Jesus is particularly fond of quoting from the Psalms. A few examples are "Out of the mouth of babes and sucklings" (Psalm 8:2 & Matthew 21:16), "My God, my God, why hast thou forsaken me?" (Psalm 22:1 & Matthew 27:46) and "The LORD said unto my Lord, Sit thou at my right hand, until I make thine enemies thy footstool." (Psalm 110:1 & Matthew 22:44)

In fact, it's been estimated that 10 percent of the New Testament is composed of quotes from the Old Testament. The entire Gospel of Mark appears to be based on the Old Testament with little or no original material. Which raises the question, if Jesus had actually existed as a historical figure, why does Mark have to rely on the Old Testament so heavily? Why doesn't Mark know anything about Jesus outside the scriptures?

The Gospels of Matthew and Luke are both largely based on Mark, showing their ignorance of a historical Jesus is just as profound. (The Gospel of John appears to be a gnostic document which was rewritten to cohere with the synoptics.) However, Matthew and Luke contain material not found in Mark. Could this material be derived from an actual historical Jesus? First, let's take a look at the context in which this material appears.

Compare Luke 22:30 and Matthew 19:28. Luke places the phrase "That ye may eat and drink at my table in my kingdom, and sit on thrones judging the twelve tribes of Israel" during the last supper, while Matthew places it during Jesus' passage into Judea.

"No servant can serve two masters: for either he will hate the one, and love the other; or else he will hold to the one, and despise the other. Ye cannot serve God and mammon." In Luke (16:13), Jesus says this to the Pharisees after telling them the parable of the unjust steward. In Matthew (6:24), this is part of the sermon on the mount.

"And I say unto you, Ask, and it shall be given you; seek, and ye shall find; knock, and it shall be opened unto you. For every one that asketh receiveth; and he that seeketh findeth; and to him that knocketh it shall be opened." In Luke (11:9-10), Jesus says this after telling his disciples the parable of the friend at midnight. In Matthew (7:7-8), it's part of the sermon on the mount.
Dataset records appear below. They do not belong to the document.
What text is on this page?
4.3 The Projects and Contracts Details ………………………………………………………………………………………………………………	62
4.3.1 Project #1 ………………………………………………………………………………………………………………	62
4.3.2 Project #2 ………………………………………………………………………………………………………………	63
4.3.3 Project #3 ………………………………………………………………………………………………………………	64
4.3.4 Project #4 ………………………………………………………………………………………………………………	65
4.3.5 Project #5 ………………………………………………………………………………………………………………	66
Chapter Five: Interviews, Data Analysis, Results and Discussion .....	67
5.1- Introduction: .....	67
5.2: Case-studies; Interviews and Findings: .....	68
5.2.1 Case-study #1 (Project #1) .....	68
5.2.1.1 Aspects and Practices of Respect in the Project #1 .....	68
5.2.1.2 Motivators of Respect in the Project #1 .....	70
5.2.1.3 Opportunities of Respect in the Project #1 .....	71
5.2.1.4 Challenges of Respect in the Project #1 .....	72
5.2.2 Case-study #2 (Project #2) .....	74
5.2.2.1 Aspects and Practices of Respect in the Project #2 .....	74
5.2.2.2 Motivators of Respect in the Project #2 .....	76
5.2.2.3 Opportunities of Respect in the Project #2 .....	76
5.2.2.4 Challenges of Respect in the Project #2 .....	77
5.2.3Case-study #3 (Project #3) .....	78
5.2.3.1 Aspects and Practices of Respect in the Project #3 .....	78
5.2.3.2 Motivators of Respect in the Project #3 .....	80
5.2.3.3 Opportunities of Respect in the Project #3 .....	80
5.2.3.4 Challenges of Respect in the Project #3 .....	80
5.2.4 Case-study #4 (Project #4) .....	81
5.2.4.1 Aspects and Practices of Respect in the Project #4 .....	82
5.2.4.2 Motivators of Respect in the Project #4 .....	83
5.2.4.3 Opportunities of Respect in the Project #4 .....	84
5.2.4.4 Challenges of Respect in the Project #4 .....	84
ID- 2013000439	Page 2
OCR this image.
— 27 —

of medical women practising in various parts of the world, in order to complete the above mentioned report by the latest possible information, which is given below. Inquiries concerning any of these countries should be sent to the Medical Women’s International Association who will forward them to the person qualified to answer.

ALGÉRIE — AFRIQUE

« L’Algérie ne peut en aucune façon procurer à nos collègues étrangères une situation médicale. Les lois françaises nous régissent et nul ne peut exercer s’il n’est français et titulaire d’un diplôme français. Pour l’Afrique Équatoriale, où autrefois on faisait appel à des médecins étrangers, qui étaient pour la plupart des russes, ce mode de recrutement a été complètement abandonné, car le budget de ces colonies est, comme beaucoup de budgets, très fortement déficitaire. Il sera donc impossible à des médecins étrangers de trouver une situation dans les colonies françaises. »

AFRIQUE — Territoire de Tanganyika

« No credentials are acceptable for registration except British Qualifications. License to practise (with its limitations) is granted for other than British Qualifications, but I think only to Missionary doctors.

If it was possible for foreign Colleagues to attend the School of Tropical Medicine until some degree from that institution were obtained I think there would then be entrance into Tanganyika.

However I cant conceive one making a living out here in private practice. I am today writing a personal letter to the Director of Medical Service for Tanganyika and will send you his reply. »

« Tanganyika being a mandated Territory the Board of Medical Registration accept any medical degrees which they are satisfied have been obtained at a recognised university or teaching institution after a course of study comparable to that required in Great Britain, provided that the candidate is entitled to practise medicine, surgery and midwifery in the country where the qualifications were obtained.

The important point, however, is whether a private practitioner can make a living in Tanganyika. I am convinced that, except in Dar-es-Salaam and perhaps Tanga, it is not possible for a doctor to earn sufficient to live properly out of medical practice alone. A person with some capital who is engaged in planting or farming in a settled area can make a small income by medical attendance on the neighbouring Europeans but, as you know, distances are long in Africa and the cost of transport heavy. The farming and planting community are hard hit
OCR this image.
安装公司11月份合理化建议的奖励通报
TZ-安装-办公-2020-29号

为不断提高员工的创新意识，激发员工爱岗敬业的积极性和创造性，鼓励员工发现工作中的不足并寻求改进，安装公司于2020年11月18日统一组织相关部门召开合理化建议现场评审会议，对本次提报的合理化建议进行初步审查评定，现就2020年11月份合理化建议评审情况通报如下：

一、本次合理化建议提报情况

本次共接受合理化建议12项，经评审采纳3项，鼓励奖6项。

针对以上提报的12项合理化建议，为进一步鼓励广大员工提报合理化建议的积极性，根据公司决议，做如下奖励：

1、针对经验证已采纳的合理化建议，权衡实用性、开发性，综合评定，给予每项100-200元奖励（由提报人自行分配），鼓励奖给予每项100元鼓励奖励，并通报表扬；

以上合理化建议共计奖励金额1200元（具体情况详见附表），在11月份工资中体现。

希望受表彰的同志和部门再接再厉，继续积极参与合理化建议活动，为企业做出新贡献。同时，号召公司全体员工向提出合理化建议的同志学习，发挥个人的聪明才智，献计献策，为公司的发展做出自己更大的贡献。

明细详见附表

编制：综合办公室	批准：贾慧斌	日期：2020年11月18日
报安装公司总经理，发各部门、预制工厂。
Since Matthew and Luke almost always put these sayings in different contexts, it's obvious Matthew wasn't based on Luke or vice versa. (We can also point out the contradictions between them, for example both give completely different genealogies for Jesus.) While Matthew and Luke are both based on Mark, they are independent of each other. So, how did similar sayings not found in Mark find their way into Matthew and Luke?

Scholars theorize that the sayings came from a now lost document known as Q (from the German Quelle which means "source"). The similar sayings found in Matthew and Luke but not in Mark probably came from a written source since the wording between Matthew and Luke is almost exactly the same, even if the contexts are wildly different.

So if Matthew and Luke are basically two different ways of combining Mark and Q together, what exactly is the nature of Q? Q was likely a sayings document similar to the gnostic Gospel of Thomas. In fact, Q and the Gospel of Thomas have 37 sayings in common (known as the Common Sayings Tradition or CST).